One of the lessons from October 7, according to Koehler, was: “Where there was a well-trained security team, the communities were saved.”
A change of approach
Over a year ago, Brothers and Sisters in Arms became a government bête noire for opposing both planned changes to the judiciary and exemptions from military service for ultra-Orthodox Jews.
According to Koehler, coalition politicians constantly try to get the organization’s charitable status reversed. But government officials have reached out for help and relations with local authorities are warm, Koehler said.
“The position taken by Brothers in Arms on this government can be hard for people on the right to digest. But such deep relationships have been established with the mayors, who see that we’re good guys, that we’ve set up a Going Home department,” he said.
Koehler claimed that Brothers in Arms’ strategy had become softer since the anti-judicial reform protests.

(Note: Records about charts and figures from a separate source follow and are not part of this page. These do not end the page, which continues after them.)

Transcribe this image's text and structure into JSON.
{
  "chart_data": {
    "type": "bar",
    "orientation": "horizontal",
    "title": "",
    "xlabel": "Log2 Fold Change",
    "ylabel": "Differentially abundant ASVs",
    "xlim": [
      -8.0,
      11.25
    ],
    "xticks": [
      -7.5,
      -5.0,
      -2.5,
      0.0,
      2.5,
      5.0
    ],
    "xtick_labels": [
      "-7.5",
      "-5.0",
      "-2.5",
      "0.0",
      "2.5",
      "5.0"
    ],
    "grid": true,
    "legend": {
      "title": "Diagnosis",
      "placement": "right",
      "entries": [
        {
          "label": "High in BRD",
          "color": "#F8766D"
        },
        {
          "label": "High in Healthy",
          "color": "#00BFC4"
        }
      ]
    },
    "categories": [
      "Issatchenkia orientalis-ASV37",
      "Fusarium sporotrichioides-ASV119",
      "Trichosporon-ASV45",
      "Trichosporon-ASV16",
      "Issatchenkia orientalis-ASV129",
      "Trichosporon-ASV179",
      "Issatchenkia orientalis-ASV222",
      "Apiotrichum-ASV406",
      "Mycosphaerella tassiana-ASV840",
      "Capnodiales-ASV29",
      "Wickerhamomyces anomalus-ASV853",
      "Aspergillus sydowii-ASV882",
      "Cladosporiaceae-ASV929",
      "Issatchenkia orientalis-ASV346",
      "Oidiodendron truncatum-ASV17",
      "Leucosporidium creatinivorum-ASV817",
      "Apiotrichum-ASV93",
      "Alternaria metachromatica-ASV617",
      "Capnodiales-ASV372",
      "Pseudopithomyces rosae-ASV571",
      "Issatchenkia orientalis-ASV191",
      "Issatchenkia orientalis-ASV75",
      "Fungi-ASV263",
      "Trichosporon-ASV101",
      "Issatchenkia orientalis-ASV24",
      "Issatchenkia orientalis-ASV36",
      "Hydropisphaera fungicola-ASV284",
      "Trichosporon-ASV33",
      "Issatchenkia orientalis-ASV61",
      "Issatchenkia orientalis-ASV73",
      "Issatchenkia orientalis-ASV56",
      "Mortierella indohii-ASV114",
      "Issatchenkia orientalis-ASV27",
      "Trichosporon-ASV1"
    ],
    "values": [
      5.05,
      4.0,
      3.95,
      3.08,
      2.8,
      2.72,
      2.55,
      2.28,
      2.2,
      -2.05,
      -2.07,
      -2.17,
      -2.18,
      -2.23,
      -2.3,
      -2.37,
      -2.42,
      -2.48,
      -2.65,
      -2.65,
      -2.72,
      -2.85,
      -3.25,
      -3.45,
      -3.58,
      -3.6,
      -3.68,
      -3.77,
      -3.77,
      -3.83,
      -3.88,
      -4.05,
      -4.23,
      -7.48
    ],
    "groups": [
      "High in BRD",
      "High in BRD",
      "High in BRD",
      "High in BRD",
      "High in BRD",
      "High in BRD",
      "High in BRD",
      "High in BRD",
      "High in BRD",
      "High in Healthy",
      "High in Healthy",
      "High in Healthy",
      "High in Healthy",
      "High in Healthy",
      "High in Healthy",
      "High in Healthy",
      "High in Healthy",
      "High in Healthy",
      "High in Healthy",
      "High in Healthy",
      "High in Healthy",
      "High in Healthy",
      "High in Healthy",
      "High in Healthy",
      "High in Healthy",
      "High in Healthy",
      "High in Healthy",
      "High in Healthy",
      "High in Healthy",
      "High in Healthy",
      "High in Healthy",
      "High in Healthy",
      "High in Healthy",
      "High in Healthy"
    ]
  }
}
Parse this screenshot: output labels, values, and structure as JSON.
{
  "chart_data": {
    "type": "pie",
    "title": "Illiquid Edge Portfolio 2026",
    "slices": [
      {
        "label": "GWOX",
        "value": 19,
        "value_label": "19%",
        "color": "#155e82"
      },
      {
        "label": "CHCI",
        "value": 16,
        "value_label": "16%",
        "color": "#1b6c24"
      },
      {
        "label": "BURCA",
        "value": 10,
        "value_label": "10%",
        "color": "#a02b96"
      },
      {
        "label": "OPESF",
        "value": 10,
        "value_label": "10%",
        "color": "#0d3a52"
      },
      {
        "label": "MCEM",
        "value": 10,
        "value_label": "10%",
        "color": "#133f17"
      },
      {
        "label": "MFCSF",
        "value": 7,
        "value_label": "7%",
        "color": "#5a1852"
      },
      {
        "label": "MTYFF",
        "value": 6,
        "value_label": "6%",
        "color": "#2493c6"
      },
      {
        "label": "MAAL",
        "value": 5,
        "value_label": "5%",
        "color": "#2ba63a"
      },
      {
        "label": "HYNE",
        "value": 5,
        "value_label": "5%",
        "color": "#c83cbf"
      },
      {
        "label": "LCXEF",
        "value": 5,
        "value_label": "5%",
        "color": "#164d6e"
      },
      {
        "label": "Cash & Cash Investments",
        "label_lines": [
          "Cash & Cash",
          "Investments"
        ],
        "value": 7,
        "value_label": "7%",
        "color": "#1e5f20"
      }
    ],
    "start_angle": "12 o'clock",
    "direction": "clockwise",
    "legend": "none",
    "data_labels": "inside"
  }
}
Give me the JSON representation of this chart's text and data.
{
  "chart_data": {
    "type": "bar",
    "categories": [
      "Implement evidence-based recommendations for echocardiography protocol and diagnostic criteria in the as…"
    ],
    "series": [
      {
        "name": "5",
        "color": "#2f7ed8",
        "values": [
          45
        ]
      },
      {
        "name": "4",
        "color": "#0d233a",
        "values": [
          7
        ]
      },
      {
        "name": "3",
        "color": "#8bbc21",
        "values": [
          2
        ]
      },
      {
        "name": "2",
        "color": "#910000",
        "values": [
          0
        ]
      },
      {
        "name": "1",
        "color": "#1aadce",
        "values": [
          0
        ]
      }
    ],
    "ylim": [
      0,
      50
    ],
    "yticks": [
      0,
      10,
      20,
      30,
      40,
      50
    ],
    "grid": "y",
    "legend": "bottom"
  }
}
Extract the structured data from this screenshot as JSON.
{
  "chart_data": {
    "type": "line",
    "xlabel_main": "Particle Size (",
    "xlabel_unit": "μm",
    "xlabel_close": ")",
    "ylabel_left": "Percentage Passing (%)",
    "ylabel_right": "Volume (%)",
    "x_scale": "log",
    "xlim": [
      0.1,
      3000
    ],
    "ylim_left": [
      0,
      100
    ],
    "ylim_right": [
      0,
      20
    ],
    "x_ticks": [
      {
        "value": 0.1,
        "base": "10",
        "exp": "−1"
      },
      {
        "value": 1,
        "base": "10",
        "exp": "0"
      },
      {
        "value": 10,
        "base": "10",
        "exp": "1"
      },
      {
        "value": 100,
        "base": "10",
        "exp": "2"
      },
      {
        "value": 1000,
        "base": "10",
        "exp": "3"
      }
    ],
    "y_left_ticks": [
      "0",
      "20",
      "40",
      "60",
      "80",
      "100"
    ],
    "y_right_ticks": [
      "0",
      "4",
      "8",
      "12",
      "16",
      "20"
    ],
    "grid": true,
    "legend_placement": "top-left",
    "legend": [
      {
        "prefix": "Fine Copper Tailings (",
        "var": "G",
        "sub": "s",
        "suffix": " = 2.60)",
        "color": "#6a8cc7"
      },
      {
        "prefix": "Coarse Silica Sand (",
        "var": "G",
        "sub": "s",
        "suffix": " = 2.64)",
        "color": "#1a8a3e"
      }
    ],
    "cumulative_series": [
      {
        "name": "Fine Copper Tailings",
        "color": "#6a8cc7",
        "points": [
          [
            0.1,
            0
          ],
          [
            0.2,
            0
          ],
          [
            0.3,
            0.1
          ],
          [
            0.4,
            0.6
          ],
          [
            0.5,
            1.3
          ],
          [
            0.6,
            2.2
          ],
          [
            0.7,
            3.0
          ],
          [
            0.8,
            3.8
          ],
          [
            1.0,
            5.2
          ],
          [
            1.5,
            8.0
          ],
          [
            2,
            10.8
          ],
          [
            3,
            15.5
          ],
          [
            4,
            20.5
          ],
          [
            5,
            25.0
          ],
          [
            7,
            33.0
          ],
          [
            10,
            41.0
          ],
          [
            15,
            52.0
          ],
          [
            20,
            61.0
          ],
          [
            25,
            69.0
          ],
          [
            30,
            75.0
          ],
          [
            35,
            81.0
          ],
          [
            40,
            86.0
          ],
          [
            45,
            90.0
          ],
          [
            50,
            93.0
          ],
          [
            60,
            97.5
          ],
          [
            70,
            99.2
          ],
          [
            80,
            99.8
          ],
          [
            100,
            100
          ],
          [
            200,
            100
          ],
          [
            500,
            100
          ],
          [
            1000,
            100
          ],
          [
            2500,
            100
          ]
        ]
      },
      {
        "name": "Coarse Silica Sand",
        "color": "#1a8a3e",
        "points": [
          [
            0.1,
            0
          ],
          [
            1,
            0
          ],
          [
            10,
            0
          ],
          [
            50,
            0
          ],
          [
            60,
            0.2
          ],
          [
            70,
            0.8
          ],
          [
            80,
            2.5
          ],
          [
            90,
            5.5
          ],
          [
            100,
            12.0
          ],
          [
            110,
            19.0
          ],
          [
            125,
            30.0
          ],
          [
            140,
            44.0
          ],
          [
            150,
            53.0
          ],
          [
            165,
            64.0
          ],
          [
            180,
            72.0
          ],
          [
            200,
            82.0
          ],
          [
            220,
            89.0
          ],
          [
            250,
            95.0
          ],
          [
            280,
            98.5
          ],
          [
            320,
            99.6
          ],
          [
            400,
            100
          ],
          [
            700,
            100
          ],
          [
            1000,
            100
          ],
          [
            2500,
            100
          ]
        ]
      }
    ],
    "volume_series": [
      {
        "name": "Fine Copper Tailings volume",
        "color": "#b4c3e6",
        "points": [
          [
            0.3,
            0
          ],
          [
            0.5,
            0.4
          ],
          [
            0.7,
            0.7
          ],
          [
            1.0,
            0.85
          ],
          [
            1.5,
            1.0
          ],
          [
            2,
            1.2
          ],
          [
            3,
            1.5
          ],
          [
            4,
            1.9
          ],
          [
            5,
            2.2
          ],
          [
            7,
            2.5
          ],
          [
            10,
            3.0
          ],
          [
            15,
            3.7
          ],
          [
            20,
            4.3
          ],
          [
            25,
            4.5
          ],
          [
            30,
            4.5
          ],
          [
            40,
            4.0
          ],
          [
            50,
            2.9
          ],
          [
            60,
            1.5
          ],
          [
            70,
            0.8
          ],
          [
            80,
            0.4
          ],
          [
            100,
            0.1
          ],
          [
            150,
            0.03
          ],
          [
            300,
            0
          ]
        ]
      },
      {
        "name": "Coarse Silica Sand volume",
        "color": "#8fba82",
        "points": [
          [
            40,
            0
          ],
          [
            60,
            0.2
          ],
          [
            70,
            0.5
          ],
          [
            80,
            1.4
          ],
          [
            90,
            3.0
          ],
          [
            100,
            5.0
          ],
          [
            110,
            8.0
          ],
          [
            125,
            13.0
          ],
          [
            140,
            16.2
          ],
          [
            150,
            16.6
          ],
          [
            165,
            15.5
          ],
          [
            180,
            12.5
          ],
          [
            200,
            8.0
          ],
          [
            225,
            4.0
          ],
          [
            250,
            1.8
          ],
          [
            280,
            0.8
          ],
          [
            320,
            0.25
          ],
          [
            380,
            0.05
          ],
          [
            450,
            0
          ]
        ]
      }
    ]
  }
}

“We understood that the way we behaved last year, while it was very effective, came at a high price,” he said. “We want to prevent being in a place where people think we’re not on the same side. We believe some things can be done with more discussion and less extremism. We were dragged to the extremes. The government refused to talk.”
These days, the organization is trying to secure a cross-party agreement on two critical issues — early elections and drafting ultra-Orthodox young men, who are currently exempt from military duty, into the IDF.
Prime Minister Benjamin Netanyahu has refused to take responsibility for the October 7 fiasco, and has said the next elections will take place “in a few years,” as scheduled, because wartime is “not the time for politics.”
On the streets, said Koehler, the group’s current activities were characterized by hanging banners at junctions and holding gatherings.
“We’re on the streets, but we’re for, not against. We’re not blocking roads. The strategy has completely changed,” Koehler said.
“We’re all army people,” he said. “We understand that we have enemies and that Israel will need an army for many years. But we believe we have to find a solution with the Palestinians.”
He went on, “Being a citizen is about more than paying your taxes and voting every four years. It’s not about Bibi [Netanyahu]. It’s about people being involved.”